戦略とプロセスを明確化した事業デザイン:
自らに選択肢があることを知りながら「できない」を「できる」に!
【関口のつぶやき、感じたこと 092】
2024年 2月 10日(土)
こんにちは、関口です。
今回は、前回のコラムで触れた「最初の一歩の踏み出し方」の3つのアプローチの中でも特に注目した「直接アプローチ」の具体的な進め方について説明していきます。自治体との有意義な面談を実現するための初歩として、事前にどのような準備を整えるべきか、そのポイントに注目してみます。また、目前のチャンスをしっかりと掴むために知っておくべき、具体的なステップやコツについて、わかりやすく解説していきます。
過去に掲載した「自治体営業の可能性を探る:中小企業のための戦略的アプローチ」と題したコラムで触れたように、まずはターゲットとする部署(課)や事業を明確にすることが大切です。
始めるべきは、対象となる事業の現在の課題やニーズ、これまでの経緯、そして政策の方向性について、しっかりと理解を深めることです。大きな流れとこれからの展望を掴むことを目指しましょう。ここでは、細部に拘泥するのではなく、全体の概要をつかむことが肝心です。
この過程で得た情報は、自治体に対して貴社の製品やサービスをどのようにフィットさせ、彼らの目指す目標にどう貢献できるかを考える上で非常に役立ちます。また、このリサーチを通じて、課の担当者を特定できる可能性が高まります。
さらに、私がおすすめするのは、対象となる(狙っている)自治体だけでなく、他の自治体における動きも把握することです。特に、「どの自治体がこの事業分野で先駆者となっているのか?」という点に注意を払うのです。先進事例を探求することで、「貴社にビジネスチャンスはあるのか?」「貴社は何を提案すべきか?」「どのような貢献が期待されるのか?」といったことについて、重要な洞察を得ることができます。また、これにより不要な提案を避けることができます。
「事前リサーチと準備」の段階を終えたら、次は自治体の担当部署(課)や担当者への直接アプローチがスタートします。ただし、民間企業向けに行っている明らかな売り込みスタンスで接触すると、残念ながら距離を置かれるだけです。
民間企業の場合でも同じですが、いきなり知らない会社から電話が入ったら、「売り込みだろう」と受け取られ、応対もそれなりになりがちです。「担当にお伝えしますので、必要であればこちらからご連絡します」と言われても、実際には連絡が来ないことが殆どです。これでは、逆効果に終わりかねません。

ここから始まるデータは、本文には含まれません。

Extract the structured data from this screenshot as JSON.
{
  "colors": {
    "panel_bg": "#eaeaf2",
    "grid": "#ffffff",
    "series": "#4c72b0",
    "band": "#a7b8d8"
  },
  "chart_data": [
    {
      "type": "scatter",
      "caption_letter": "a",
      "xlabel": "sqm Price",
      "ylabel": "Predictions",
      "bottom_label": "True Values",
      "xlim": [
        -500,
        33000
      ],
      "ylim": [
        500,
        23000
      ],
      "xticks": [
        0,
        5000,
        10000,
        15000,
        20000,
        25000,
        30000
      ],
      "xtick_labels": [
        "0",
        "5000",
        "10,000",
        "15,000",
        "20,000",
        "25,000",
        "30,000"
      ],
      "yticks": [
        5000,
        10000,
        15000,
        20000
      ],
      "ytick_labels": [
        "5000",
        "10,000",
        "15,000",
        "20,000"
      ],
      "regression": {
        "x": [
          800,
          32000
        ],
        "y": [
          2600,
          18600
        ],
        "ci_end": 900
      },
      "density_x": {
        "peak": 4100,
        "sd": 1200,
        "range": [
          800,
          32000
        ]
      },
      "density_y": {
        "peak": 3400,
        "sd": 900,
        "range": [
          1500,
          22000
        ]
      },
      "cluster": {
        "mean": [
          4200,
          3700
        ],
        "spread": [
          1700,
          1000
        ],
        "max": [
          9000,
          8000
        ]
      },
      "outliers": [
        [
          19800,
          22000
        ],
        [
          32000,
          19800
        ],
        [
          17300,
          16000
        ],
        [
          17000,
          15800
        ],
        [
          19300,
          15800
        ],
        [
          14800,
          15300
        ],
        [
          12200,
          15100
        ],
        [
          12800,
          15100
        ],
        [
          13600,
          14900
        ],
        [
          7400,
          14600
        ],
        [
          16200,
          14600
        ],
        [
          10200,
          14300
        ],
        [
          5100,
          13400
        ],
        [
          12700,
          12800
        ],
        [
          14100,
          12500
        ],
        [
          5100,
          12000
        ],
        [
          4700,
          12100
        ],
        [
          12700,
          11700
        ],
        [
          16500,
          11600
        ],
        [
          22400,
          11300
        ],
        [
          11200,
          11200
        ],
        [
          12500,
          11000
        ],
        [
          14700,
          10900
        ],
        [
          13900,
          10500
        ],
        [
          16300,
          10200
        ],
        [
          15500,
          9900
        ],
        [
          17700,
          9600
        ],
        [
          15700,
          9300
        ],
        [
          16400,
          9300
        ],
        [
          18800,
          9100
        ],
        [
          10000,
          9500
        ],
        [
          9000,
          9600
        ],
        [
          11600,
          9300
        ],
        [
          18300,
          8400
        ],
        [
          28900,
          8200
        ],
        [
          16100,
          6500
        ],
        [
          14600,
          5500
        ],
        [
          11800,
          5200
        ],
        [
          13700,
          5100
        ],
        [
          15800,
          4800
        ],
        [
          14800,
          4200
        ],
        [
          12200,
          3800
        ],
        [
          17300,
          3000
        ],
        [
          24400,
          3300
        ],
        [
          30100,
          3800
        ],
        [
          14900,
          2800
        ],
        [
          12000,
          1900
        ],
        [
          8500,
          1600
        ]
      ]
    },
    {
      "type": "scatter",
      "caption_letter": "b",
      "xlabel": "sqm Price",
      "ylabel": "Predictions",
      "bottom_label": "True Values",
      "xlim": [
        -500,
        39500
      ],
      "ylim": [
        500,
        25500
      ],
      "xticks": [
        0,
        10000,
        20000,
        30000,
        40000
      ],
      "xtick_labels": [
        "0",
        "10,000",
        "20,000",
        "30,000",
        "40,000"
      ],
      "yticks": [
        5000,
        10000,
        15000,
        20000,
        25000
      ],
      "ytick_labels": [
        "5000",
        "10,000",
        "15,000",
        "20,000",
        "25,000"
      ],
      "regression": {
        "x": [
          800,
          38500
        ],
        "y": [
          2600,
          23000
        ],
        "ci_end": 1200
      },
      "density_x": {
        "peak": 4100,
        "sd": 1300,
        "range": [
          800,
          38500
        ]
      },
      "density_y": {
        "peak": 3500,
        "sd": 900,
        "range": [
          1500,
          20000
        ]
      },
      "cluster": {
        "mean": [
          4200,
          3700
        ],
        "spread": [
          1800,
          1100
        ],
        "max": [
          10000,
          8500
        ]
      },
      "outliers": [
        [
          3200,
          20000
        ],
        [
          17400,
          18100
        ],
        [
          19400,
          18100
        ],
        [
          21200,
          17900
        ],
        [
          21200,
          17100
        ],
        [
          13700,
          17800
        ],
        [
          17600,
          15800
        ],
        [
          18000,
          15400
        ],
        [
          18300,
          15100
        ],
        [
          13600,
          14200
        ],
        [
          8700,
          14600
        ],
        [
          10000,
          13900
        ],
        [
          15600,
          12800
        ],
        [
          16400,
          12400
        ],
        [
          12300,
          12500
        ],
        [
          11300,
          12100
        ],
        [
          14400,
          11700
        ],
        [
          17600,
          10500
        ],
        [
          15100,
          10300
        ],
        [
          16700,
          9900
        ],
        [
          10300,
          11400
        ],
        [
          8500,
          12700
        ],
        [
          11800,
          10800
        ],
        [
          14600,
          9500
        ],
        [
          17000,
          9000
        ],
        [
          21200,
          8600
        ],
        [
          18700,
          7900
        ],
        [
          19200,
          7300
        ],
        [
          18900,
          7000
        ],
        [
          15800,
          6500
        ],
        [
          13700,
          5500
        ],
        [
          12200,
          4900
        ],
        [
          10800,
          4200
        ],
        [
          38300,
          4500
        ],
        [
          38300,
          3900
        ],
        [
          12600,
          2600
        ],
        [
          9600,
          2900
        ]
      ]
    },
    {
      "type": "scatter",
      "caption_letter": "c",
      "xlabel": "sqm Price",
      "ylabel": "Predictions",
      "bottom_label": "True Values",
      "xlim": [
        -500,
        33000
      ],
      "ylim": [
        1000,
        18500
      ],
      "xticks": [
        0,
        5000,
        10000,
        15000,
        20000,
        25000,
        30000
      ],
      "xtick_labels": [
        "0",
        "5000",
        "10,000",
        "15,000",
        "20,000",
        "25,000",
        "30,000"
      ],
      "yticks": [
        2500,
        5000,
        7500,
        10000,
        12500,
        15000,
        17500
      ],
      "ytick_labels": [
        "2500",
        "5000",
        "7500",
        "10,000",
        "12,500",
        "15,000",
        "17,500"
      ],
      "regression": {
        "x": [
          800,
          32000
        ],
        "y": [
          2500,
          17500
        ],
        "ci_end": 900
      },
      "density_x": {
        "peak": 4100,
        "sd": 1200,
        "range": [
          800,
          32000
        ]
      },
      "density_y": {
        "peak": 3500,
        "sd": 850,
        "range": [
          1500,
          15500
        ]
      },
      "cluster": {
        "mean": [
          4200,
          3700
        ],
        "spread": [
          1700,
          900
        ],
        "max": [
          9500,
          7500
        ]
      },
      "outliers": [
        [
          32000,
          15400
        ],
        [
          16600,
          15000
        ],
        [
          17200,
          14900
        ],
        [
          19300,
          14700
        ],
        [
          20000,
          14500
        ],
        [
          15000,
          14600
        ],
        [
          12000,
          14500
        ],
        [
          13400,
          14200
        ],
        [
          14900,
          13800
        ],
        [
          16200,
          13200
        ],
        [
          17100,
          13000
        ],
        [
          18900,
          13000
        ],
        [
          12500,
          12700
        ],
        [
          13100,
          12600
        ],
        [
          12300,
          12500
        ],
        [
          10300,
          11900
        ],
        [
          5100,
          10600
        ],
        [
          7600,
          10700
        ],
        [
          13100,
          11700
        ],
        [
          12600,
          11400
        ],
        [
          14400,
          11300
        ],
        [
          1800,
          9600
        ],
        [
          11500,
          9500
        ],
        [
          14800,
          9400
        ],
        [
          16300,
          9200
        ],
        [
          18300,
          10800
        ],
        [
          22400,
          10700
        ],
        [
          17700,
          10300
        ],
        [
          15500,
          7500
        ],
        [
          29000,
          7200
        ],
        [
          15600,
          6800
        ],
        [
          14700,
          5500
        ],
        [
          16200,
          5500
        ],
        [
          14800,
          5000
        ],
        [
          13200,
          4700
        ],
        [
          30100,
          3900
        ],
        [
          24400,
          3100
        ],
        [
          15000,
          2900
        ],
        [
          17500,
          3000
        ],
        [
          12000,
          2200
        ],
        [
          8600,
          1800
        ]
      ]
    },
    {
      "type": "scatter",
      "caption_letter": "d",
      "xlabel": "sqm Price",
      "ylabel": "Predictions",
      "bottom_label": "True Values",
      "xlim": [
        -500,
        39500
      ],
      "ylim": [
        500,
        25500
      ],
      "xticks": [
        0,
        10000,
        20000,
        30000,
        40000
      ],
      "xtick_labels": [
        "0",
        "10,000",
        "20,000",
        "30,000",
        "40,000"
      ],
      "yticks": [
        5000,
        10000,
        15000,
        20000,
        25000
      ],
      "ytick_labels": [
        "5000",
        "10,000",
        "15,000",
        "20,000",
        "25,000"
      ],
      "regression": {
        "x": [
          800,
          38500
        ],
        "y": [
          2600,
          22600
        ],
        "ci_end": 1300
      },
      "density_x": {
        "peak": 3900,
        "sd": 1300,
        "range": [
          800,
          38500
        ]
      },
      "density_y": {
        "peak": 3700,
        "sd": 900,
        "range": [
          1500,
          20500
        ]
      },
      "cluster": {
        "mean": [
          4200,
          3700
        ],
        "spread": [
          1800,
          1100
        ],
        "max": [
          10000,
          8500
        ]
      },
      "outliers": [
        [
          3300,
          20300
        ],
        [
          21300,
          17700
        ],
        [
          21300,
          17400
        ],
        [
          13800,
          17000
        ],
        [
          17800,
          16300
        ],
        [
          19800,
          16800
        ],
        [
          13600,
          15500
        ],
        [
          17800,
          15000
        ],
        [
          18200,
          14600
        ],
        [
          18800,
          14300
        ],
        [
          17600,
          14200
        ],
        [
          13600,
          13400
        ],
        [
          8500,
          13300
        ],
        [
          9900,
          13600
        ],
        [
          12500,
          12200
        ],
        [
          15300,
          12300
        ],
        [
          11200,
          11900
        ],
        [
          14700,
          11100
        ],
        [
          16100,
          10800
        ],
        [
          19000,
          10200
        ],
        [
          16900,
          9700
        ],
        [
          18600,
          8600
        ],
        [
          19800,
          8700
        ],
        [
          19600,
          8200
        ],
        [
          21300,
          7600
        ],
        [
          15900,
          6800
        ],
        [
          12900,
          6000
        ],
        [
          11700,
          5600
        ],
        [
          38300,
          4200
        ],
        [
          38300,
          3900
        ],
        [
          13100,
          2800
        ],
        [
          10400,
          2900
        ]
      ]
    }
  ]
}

そこで、私がお勧めするのは、前述の「対象となる事業の現在の課題やニーズ」を理解することを目的に問い合わせをすることです。これは自治体の公式ウェブサイト上の問い合わせフォームを通じて行うと良いでしょう。重要なのは、この時点での目的は営業活動ではなく、情報収集にあるということです。「面談のお願い」という直接的な要求ではなく、対話を通じて共通の課題解決への道を探ることがこのアプローチの本質です。
このように、過去に何度も繰り返した通り、民間企業向けの営業スタイルとは大きく異なるアプローチが必要なのです。
複数の自治体にアプローチした場合、返答がない、あるいは、あまりにも漠然とした回答しか返ってこないケースが半数以上を占めることになるでしょう。その理由は担当者から「緊急性が低い」と判断されたのかもしれません。「(返信するのは)面倒臭い」と思われたのかもしれません。理由はさまざまですが、それでも構わないのです。問題意識を持っている担当者からは、しっかりとした反応が得られることが多く、この段階で自然とふるい分けが行われるのです。
以上、最初のステップとして、自治体のウェブサイトに設置された「問い合わせフォーム」を活用することをお勧めします。この初期の問い合わせに続くステップについては、次回のコラムでさらに詳しくお伝えする予定です。
なお、自治体が主催するイベントやセミナーに参加し、関連する人々と直接交流を図る方法も有効です。しかし、すぐにそうした機会を見つけられない場合も考えられるため、今回は特に問い合わせを通じたアプローチに焦点を当ててご紹介しました。